08 - Transfer the marshmallow filling to a piping bag fitted with a small round tip. Insert the tip into the center of each cooled cupcake and squeeze gently to fill. Reserve a small amount of filling if desired for a decorative swirl on top.
09 - Heat the heavy cream in a small saucepan until steaming but not boiling. Pour the hot cream over the chopped semi-sweet chocolate in a heatproof bowl. Let stand for 2 minutes, then stir gently until the ganache is glossy and completely smooth. Allow to cool for 5 minutes until slightly thickened.
10 - Dip the top of each filled cupcake into the ganache, allowing any excess to drip off. Place on a wire rack and let the ganache set for about 10 minutes.
11 - Stir together the powdered sugar and milk to form a thick but pipeable icing. Transfer to a small piping bag or zip-top bag with a tiny corner snipped off. Pipe the classic squiggly swirl pattern across the top of each cupcake. Allow the icing to set before serving.

# Expert Advice:

01 -
  • The marshmallow filling is shockingly easy and tastes like a cloud made of vanilla frosting and daydreams.
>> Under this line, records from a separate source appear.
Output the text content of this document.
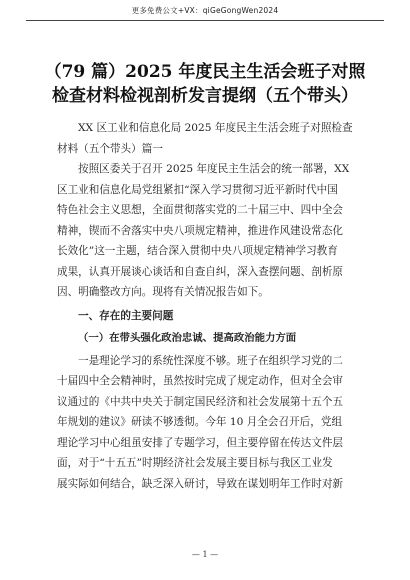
更多免费公文+VX：qiGeGongWen2024
（79 篇）2025 年度民主生活会班子对照
检查材料检视剖析发言提纲（五个带头）
XX 区工业和信息化局 2025 年度民主生活会班子对照检查
材料（五个带头）篇一
按照区委关于召开 2025 年度民主生活会的统一部署，XX
区工业和信息化局党组紧扣“深入学习贯彻习近平新时代中国
特色社会主义思想，全面贯彻落实党的二十届三中、四中全会
精神，锲而不舍落实中央八项规定精神，推进作风建设常态化
长效化”这一主题，结合深入贯彻中央八项规定精神学习教育
成果，认真开展谈心谈话和自查自纠，深入查摆问题、剖析原
因、明确整改方向。现将有关情况报告如下。
一、存在的主要问题
（一）在带头强化政治忠诚、提高政治能力方面
一是理论学习的系统性深度不够。班子在组织学习党的二
十届四中全会精神时，虽然按时完成了规定动作，但对全会审
议通过的《中共中央关于制定国民经济和社会发展第十五个五
年规划的建议》研读不够透彻。今年 10 月全会召开后，党组
理论学习中心组虽安排了专题学习，但主要停留在传达文件层
面，对于“十五五”时期经济社会发展主要目标与我区工业发
展实际如何结合，缺乏深入研讨，导致在谋划明年工作时对新
— 1 —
  • That glossy ganache dip transforms an ordinary cupcake into something that belongs in a bakery window.
  • You finally get to control the filling to cake ratio, which means more gooey center in every single bite.
02 -
  • Cool the cupcakes completely before filling them or the marshmallow creme will melt into a soupy mess that leaks everywhere.
  • Do not overfill the cupcakes because too much pressure will crack the cake and cause the filling to ooze out the sides instead of staying tucked inside.
03 -
  • Tap the muffin tin firmly on the counter before baking to release trapped air bubbles that cause ugly dome cracks.
  • Reserve a tiny bit of the marshmallow filling and fold it into the white icing for a subtle flavor echo that ties everything together.